Les données de la MC font apparaître d'autres constats interpellants :

  • Proportionnellement, en Wallonie et à Bruxelles les enfants sont plus nombreux que les adultes à visiter le dentiste : 61,06% des 6-18 ans en 2016 (61,87% en 2015). Cela signifie que 4 jeunes sur 10 n'ont pas eu de contact avec le dentiste l'an passé alors que c'est dans cette tranche d'âge que les traitements orthodontiques sont les plus fréquents. On recommande d'ailleurs jusqu'à deux visites par an pour les plus jeunes. Et, à l'exception de l'orthodontie, toutes les prestations en dentisterie sont remboursées à 100% jusqu'à 17 ans inclus.

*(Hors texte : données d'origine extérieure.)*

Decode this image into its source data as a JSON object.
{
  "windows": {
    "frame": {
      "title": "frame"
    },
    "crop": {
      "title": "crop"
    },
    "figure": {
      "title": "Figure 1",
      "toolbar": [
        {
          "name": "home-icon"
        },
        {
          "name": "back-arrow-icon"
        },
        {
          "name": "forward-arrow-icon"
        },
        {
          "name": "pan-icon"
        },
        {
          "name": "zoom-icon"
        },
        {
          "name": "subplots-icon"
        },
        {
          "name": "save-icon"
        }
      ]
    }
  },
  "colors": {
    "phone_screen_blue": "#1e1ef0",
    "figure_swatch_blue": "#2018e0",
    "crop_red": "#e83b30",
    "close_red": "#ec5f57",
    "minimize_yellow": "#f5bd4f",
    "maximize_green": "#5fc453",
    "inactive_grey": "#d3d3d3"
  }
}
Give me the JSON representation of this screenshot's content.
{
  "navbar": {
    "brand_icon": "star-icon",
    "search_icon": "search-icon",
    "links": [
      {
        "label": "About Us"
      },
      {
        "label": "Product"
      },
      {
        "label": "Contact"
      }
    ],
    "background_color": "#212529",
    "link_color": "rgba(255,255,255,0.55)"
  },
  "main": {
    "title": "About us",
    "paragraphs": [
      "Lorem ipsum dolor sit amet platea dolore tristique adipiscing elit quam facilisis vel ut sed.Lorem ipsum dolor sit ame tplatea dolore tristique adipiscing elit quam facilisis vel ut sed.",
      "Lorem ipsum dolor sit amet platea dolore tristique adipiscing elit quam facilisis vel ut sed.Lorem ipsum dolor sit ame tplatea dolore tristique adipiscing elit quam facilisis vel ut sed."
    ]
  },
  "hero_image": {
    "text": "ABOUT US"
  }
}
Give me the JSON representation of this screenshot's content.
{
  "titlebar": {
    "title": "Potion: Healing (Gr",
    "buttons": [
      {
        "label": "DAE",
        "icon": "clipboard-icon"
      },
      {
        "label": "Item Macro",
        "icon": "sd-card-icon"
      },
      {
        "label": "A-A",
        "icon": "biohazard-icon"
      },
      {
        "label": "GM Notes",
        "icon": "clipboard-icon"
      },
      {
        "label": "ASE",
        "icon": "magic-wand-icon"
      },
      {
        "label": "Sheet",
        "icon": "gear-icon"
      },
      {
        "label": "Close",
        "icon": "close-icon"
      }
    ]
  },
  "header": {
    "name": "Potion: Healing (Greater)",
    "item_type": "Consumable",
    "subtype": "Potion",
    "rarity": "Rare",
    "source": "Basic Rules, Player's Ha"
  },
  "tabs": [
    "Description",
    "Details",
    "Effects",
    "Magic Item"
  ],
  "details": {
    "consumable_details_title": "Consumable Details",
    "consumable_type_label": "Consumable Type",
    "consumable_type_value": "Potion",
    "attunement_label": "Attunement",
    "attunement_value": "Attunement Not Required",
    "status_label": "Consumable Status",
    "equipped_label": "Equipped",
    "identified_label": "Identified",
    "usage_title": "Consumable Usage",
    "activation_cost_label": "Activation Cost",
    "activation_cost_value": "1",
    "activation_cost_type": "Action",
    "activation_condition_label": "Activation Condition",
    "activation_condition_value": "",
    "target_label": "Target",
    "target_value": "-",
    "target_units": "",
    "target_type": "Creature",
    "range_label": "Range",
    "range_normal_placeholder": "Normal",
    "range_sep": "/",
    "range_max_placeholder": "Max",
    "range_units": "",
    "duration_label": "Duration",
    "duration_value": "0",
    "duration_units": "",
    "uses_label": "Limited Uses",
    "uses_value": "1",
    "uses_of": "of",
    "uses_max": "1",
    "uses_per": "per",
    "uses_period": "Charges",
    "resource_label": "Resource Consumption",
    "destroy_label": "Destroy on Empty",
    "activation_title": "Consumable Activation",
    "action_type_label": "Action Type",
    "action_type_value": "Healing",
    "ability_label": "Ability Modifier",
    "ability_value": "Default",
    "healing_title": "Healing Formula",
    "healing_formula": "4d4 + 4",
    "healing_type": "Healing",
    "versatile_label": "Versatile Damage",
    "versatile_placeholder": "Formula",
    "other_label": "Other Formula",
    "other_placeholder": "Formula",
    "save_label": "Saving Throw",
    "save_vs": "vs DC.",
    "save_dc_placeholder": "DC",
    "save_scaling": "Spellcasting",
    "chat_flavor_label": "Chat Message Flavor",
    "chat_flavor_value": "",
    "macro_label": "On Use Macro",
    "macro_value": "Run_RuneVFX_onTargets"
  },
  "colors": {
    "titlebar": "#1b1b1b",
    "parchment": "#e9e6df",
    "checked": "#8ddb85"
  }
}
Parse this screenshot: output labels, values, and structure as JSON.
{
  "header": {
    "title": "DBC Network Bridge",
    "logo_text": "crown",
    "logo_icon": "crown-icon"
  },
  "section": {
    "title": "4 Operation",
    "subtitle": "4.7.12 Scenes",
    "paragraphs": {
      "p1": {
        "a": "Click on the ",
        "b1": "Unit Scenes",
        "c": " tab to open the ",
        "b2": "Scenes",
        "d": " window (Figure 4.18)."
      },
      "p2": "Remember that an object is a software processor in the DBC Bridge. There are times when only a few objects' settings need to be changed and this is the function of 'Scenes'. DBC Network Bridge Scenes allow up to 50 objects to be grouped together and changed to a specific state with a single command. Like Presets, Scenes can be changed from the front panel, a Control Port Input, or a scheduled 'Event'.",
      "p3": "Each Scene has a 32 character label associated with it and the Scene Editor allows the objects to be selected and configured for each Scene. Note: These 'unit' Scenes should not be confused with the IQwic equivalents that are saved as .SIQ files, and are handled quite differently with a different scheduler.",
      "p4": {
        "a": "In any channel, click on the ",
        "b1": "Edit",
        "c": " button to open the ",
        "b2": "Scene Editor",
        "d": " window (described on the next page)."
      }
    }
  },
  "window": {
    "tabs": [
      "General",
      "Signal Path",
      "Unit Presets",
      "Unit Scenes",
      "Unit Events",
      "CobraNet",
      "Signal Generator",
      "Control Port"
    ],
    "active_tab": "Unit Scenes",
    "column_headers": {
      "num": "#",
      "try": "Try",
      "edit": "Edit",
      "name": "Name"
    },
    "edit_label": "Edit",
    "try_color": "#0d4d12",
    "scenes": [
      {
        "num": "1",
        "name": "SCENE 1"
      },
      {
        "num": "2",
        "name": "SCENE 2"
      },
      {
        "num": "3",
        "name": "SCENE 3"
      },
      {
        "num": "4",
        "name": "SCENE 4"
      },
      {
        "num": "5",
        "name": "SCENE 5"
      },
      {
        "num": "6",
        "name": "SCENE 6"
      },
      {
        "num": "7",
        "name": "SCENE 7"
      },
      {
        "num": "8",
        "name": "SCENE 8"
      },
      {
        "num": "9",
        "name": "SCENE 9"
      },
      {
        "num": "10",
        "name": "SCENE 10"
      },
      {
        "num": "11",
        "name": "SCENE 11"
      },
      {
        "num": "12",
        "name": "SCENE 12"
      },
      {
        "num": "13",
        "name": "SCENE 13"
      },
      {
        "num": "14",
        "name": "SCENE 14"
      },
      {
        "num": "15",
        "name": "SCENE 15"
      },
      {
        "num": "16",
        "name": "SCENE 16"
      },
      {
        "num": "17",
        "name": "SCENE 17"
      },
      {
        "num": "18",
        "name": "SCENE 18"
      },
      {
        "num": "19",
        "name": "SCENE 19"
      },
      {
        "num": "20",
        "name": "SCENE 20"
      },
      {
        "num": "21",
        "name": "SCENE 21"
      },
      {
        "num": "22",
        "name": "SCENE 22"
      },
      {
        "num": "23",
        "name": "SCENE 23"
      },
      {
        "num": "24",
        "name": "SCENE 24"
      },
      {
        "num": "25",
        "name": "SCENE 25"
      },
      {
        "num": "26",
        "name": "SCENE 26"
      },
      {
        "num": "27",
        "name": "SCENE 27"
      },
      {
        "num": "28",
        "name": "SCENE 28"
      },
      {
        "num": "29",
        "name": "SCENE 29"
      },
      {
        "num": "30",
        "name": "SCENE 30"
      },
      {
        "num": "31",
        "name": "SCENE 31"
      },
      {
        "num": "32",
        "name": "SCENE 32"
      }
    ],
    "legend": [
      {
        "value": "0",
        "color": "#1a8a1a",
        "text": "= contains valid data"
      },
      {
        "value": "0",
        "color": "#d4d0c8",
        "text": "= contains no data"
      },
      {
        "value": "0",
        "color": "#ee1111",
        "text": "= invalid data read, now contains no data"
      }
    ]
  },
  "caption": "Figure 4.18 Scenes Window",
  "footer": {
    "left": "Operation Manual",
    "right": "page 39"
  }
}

Preuve que la "gratuité" n’est pas un moteur suffisant pour inciter les parents à consulter le dentiste pour leur enfant.
  • La fréquentation du dentiste est plus faible entre 18 et 30 ans et après 75 ans.
  • Proportionnellement, les bénéficiaires de l'intervention majorée (statut Bim) sont moins nombreux à avoir consulté le dentiste (35,4%) que les assurés ordinaires (44,3%).
  • Les femmes vont plus régulièrement consulter le dentiste que les hommes (48,6% des femmes contre 43,2% des hommes).
  • Les différences géographiques sont significatives : c'est dans les provinces du Luxembourg (58%) et du Hainaut (56%) ainsi qu'en Région bruxelloise (56%) et dans la province de Namur (53%), que l'on va le moins chez le dentiste (adultes et enfants réunis). Les provinces de Liège (49%) et du Brabant wallon (48%) s'en sortent mieux.

Kot et précarité

« Les gens pensent - à tort - que tant qu'ils n'ont pas mal aux dents, il n'est pas nécessaire de consulter le dentiste. C'est sans doute ce qui explique en partie le fait que les 18-30 ans fréquentent moins le dentiste, analyse Jean Hermesse. Vivre éloigné du dentiste consulté habituellement (étudiants en kot notamment) ou bénéficier de faibles revenus jouent aussi certainement un rôle dans cette tranche d'âge », ajoute-t-il.

« Après 75 ans, beaucoup de personnes ont des prothèses dentaires et jugent qu'une visite chez le dentiste ne se justifie plus, poursuit le Secrétaire général de la MC. Mais un cancer de la bouche peut toujours survenir et il faut le dépister. En maison de repos et de soins, il faudrait obliger les institutions à désigner un responsable santé et hygiène bucco-dentaire », plaide Jean Hermesse.

Par ailleurs, le fait que deux tiers des adultes Bim n'ont pas consulté de dentiste en 2016 inquiète la MC. « Le coût élevé de certains traitements représente sans aucun doute un obstacle à la visite du dentiste pour les personnes précarisées », fait remarquer Jean Hermesse. Selon lui, supprimer les obstacles financiers doit rester une priorité pour renforcer l'accès aux soins dentaires des plus démunis. Cependant, la MC estime indispensable d'accompagner ces efforts d'une véritable politique de santé publique pour lever d'autres barrières qui prévalent bien souvent (peur d'avoir mal, défaitisme, manque d'informations...). « Les bonnes pratiques et habitudes doivent être prises dès l'enfance », assure Jean Hermesse.

La MC s'est d’ailleurs clairement engagée dans cette voie. Avec Infor Santé - son service de promotion de la santé - et Jeunesse & Santé - l’organisation de jeunesse dont elle est partenaire - la MC mène un vaste programme de sensibilisation à l'intention des enfants (dans les écoles, les séjours de vacances...). D’autre part, depuis trois ans, tous les membres de la MC bénéficient automatiquement d’une couverture supplémentaire en soins dentaires : Dento solidaire.